The recital opens with “Music” from the Breaking Waves cycle. This was collaboration with Sister Prejean in which she reminisces about discovering that an inmate she was working with was deprived of listening to music for over a year, and how he came alive again once she arranged for him to have a tape player. Work at Hand is taken from the poetry of writer Laura Morefield, who was diagnosed with cancer in her late 40s. During the cycle we are taken through an artist’s journey that shifts from focusing on how the loved ones in her life will cope in “Individual Origami”. This passes into “Warrior One” which is a personal resistance song against the overwhelming forces of the disease. The final song of the cycle,“The Slow Seconds” reveals a soul beginning to let go by passing into parts of the natural world around her. Here, Barton’s pointed singing is restrained and delicate, especially in a moving rendition of the downward melisma that concludes “Warrior One”.

The Ice Cube aria” from the opera If I Were You has the feel of a two-o’clock in-the-morning torch song, yet is really an almost gleeful account of a Mephistophelian character observing human resolve ever melting like an ice cube. In the cycle Iconic Legacies: First Ladies at the Smithsonian, the songs play with the inner worlds of four Presidential wives via the objects they have left in the Smithsonian Institution. In the song “Abraham Lincoln’s Hat” the repeated refrain of “in a world where this can happen / Only madness rhymes” is a stunningly apt metaphor for the current global crisis. The next cycle, Of Gods and Cats the songs conceive of God as an undisciplined little child creating and destroying his playthings for which he gets scolded by his mother.

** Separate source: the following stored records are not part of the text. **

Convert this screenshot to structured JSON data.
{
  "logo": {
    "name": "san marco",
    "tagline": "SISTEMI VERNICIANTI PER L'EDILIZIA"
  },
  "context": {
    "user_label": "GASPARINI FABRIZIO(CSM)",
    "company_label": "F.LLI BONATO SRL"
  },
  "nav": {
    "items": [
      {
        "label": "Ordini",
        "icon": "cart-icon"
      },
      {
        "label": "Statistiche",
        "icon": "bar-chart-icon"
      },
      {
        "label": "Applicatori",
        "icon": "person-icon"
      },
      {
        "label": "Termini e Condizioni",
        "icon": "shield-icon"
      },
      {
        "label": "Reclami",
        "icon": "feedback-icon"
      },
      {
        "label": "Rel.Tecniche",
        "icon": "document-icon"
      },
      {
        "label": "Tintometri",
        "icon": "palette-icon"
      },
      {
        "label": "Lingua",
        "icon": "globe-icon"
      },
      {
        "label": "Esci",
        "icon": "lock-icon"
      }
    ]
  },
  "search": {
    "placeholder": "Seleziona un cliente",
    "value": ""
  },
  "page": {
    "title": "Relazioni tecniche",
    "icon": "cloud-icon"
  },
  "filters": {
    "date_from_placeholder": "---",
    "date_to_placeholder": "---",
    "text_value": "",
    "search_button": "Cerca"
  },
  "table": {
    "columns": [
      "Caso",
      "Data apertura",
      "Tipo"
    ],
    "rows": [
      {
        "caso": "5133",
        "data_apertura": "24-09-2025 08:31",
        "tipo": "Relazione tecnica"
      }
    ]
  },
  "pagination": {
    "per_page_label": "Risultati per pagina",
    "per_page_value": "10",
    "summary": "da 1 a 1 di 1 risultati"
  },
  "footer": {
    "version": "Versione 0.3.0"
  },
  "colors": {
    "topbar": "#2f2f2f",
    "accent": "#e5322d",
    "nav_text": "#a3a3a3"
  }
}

The true highlight of the disc is the incredibly witty, erudite cycle Statuesque which places the listener inside the minds of five renowned female sculptures that were created by artists such as Picasso and Giacometti. The final song of “Winged Victory (We’re Through!)” concerns the famous statue dating from 190 BC which is prominently displayed in the Louvre Museum. This song is a tour-de-force conclusion to this disc as Heggie and Barton leap into the wonderful irony of the disjointed thoughts running through the mind of a headless statue. Throughout the CD Barton employs her rich and gloriously velvet textured tone with restraint and taste only to switch to delicious abandonment such as the concluding song where she sings with such gleeful relish as to make this one track alone worth the price of the entire CD. Pentatone’s excellent presentation features a gatefold style case coupled with the wonderful sound engineering making this CD one of my choices for Recording of the Year.